Back in December, Amazon unveiled its vision for the grocery industry: Amazon Go. A concept store in Seattle with no lines, checkouts, or registers, all thanks to its “Just Walk Out Technology,” which lets shoppers pick up goods from the shelves and leave.

Amazon says the system is made possible using machine learning, cameras, computer vision, deep learning algorithms and sensor fusion similar to what is found in self-driving cars. It may be virtually removing the human element from the store, but there’s one area where employees are still needed: checking the IDs of people buying alcohol.
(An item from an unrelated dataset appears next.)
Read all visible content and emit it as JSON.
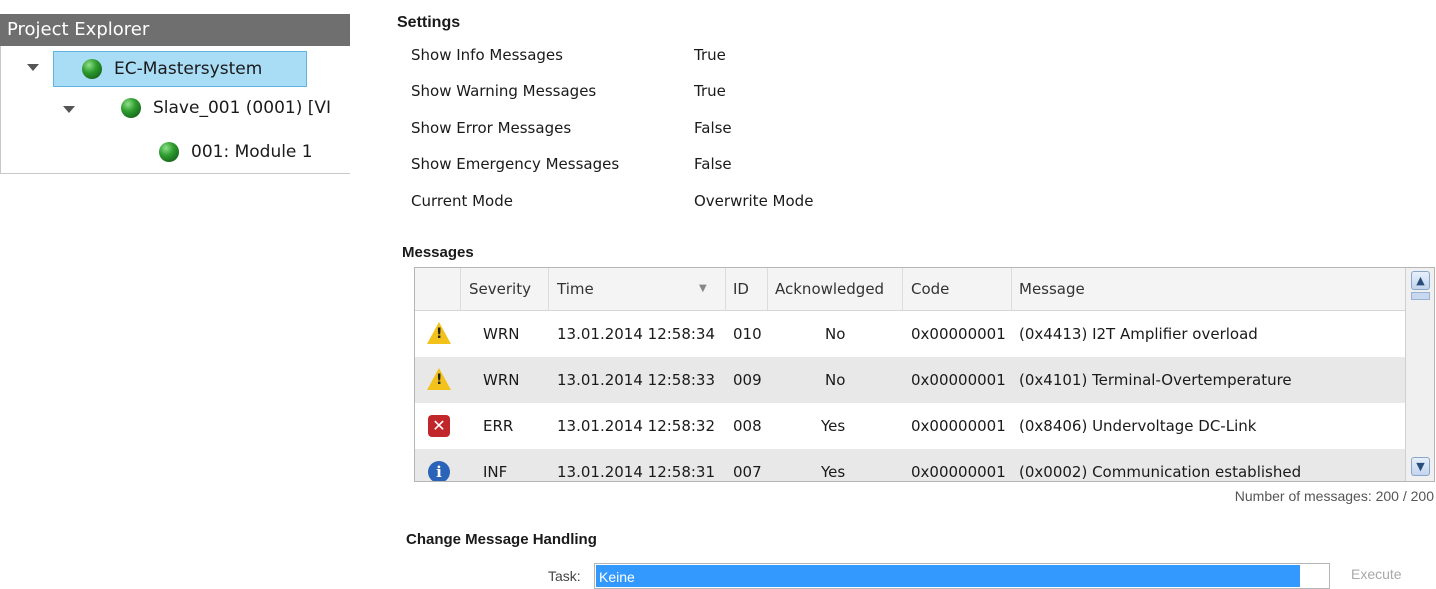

Recode’s Jason Del Rey spotted a flyer in the store’s window that mentioned an application for a liquor license. Amazon confirmed its store would start selling beer and wine, and it will have someone there to make sure buyers are legally old enough to purchase the alcohol.

“When we start offering beer and wine, there will be an associate checking identification,” wrote an Amazon spokesperson.

Customers use the store by scanning the Amazon app as they enter. Anything taken from the shelves is added to their account’s virtual cart. You can even put items back if you change your mind and it will be removed from your online cart. Once you leave the store, you’ll be billed through your account - just like when purchasing directly from Amazon.com.

The store is currently in a testing phase and is restricted to employee visits only. Amazon says it will open to the public in early 2017.